Have you experienced it? And if you have, do you find yourself trying to “fix” the horse?

Actually, this same phenomenon probably applies to other disciplines too.

I’m sure Reiners could relate (I’m not gonna list all the disciplines).

I’m probably just being a pompous ass, but it’s something I noticed. Horses I once thought were the epitome of trained, now seem stiff and cumbersome to ride. I take things like “move away from the leg” for granted now, and yet so many horses can’t do that realtively simply thing.

I’ve gotten so I won’t ride just any horse. It frustrates me too much to have an unresponsive, argumentative horse, and I can’t fix it in a 15 – 20 minute ride, so I turn down a lot of rides.

The Game

Last night I went to my jumping lesson. I’d switched nights due to a sleepless night of puppy shenanigans. Darn puppies…

Anyway, after my lesson there were two adorable little girls getting ready for their lesson. The parents were patiently waiting in the wings, watching the kids tack up. I kept thinking the woman looked familiar, but I couldn’t place where I knew her.

Until finally it hits me.. Of course, I still can’t remember her name, but I at least had identified I wasn’t off my rocker thinking she looked familiar. Ha!

So we chit chat about how we know each other for a moment , how long it’s been, etc. when she asks, “Do you own horses?”

Why is it that it always feels like I’m entering into a competition with newly found horse people every time we wade into the subject of horses?

The conversation itself was rather banal, but the subtext of these conversations always seems to contain a query to determine my importance to the horse world.  With the goal being to determine who the better rider is, and then ranked accordingly.

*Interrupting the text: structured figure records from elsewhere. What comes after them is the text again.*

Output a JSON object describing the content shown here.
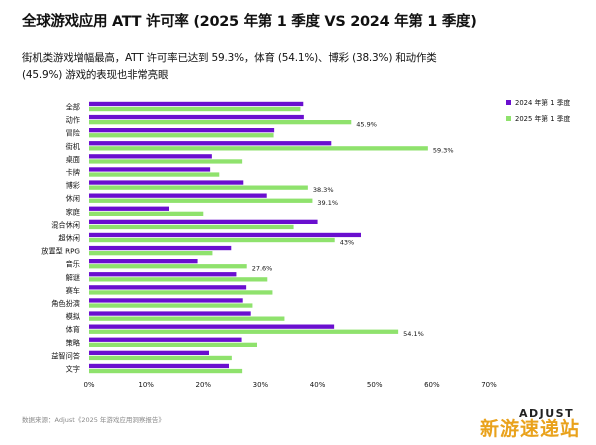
{
  "header": {
    "title": "全球游戏应用 ATT 许可率 (2025 年第 1 季度 VS 2024 年第 1 季度)",
    "subtitle": "街机类游戏增幅最高，ATT 许可率已达到 59.3%，体育 (54.1%)、博彩 (38.3%) 和动作类 (45.9%) 游戏的表现也非常亮眼"
  },
  "footer": {
    "source": "数据来源：Adjust《2025 年游戏应用洞察报告》",
    "logo": "ADJUST",
    "watermark": "新游速递站"
  },
  "colors": {
    "series_2024": "#6a0fcf",
    "series_2025": "#8fe26d"
  },
  "chart_data": {
    "type": "bar",
    "orientation": "horizontal",
    "categories": [
      "全部",
      "动作",
      "冒险",
      "街机",
      "桌面",
      "卡牌",
      "博彩",
      "休闲",
      "家庭",
      "混合休闲",
      "超休闲",
      "放置型 RPG",
      "音乐",
      "解谜",
      "赛车",
      "角色扮演",
      "模拟",
      "体育",
      "策略",
      "益智问答",
      "文字"
    ],
    "series": [
      {
        "name": "2024 年第 1 季度",
        "values": [
          37.5,
          37.6,
          32.4,
          42.4,
          21.5,
          21.2,
          27.0,
          31.1,
          14.0,
          40.0,
          47.6,
          24.9,
          19.0,
          25.8,
          27.5,
          26.9,
          28.3,
          42.9,
          26.7,
          21.0,
          24.5
        ]
      },
      {
        "name": "2025 年第 1 季度",
        "values": [
          37.0,
          45.9,
          32.3,
          59.3,
          26.8,
          22.8,
          38.3,
          39.1,
          20.0,
          35.8,
          43.0,
          21.6,
          27.6,
          31.2,
          32.1,
          28.6,
          34.2,
          54.1,
          29.4,
          25.0,
          26.8
        ]
      }
    ],
    "data_labels": [
      {
        "category": "动作",
        "series": 1,
        "text": "45.9%"
      },
      {
        "category": "街机",
        "series": 1,
        "text": "59.3%"
      },
      {
        "category": "博彩",
        "series": 1,
        "text": "38.3%"
      },
      {
        "category": "休闲",
        "series": 1,
        "text": "39.1%"
      },
      {
        "category": "超休闲",
        "series": 1,
        "text": "43%"
      },
      {
        "category": "音乐",
        "series": 1,
        "text": "27.6%"
      },
      {
        "category": "体育",
        "series": 1,
        "text": "54.1%"
      }
    ],
    "xlim": [
      0,
      70
    ],
    "xticks": [
      "0%",
      "10%",
      "20%",
      "30%",
      "40%",
      "50%",
      "60%",
      "70%"
    ],
    "xtick_values": [
      0,
      10,
      20,
      30,
      40,
      50,
      60,
      70
    ],
    "grid": false,
    "legend_position": "top-right"
  }
}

Maybe I add too much into these things.

I probably do….

But, still…  I swear, sure seemed like I was being evaluated and dismissed as anything other than a beginner rider.

Anyway, we talk for a bit until I make my awkward exit (she’s basically written me off at this point). Except, the entire car ride home I’m thinking of all those things I could’ve said instead. The things that would make her see me in the light I want to be seen in (an accomplished rider, who has had at least a modicum of success in the horse world). You know, all those things you wish you would’ve said instead of what you said.

Why’s it even matter?

I don’t really care what she thinks…

I think the issue I have is that, I have put so much time, sweat, blood, tears, into this sport that I want to be taken seriously. I want my accomplishments to count for something. I want to be seen as an accomplished and skilled rider.

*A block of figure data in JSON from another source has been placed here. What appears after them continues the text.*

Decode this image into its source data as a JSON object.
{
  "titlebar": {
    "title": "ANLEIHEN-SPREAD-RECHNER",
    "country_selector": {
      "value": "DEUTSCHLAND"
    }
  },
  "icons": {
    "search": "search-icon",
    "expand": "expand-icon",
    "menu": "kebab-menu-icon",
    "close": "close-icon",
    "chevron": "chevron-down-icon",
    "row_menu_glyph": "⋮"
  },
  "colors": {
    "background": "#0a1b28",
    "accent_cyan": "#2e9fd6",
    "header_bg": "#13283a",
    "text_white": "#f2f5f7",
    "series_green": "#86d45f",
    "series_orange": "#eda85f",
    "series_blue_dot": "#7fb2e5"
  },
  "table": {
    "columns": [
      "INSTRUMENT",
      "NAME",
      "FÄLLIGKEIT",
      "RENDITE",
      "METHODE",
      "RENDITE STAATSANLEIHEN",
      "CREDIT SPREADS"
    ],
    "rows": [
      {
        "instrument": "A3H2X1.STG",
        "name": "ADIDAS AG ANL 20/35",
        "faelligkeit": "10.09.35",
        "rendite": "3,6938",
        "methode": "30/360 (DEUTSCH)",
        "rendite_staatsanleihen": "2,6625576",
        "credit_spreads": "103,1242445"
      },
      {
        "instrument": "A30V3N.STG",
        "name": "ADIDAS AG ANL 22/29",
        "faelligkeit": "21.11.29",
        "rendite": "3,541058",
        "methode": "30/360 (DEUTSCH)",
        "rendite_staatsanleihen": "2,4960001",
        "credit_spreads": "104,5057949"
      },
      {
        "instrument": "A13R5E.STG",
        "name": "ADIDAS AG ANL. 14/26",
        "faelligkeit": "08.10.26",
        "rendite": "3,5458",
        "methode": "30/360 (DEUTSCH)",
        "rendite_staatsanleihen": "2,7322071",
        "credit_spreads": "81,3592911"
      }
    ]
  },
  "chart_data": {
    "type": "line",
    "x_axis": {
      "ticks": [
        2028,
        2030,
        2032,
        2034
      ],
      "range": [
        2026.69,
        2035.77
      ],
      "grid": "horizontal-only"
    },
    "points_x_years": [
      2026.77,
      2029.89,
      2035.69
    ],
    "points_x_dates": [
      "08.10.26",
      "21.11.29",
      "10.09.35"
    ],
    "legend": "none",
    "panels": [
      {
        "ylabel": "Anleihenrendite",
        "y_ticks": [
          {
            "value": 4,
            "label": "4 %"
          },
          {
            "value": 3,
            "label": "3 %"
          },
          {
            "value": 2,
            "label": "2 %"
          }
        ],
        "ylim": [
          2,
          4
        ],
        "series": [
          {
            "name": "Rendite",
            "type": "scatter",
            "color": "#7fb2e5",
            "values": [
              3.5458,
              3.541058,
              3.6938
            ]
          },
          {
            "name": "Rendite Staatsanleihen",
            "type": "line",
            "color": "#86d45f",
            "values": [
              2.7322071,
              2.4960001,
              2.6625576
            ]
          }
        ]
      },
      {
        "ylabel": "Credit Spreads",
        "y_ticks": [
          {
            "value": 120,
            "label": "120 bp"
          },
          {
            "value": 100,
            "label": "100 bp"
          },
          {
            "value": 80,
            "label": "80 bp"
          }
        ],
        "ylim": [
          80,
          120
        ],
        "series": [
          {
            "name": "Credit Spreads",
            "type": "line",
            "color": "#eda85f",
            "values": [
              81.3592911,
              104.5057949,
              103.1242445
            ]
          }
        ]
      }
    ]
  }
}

Because, lately, I don’t feel like I am. And having that feeling reflected back at me, through her eyes, hurt.

Top 100 Blogs

My blog got added to the “Top 100 Dressage Blogs…” blah, blah, blah..

Feedspot has this deal where if you’re a Gold member, they list your dressage blog in their Top 100 list. You can’t get listed unless you’re a Gold member.

Gold Membership costs money though.

They won’t tell you their gold membership fee up front though. You have to give them all your info first. Then when you see the fee and go “Oh Hell No!”, they’ll email you directly to convince you to pay. They’re actually quite persistent about you paying them.

At first they’ll offer you one (1) free month.

However, I got sick of the emails, so I replied with “I’m never paying you a dime for a membership”, and they responded by giving me a free Gold Membership.

(I’m not tossing away hard earned cash on a feed aggregator.)

(why can’t people give me cars, or money instead?!)

(I bet my Gold membership gets yanked now.)

With my newly minted “Gold” status, I’m suddenly a Top 100 Dressage Blogs!! Woo! I’m so kewl! 😒

If you’ve read more than one post, you know my content is rather sub par, sporadic, and well, as my mom put it “I read the first line and quit”. 😭

😂😂

[she wasn’t captivated by my laminitis post]

Here the listing: https://blog.feedspot.com/dressage_blogs/

Go get your blog listed for free now too!! …where the fees are made up, and the lists don’t matter!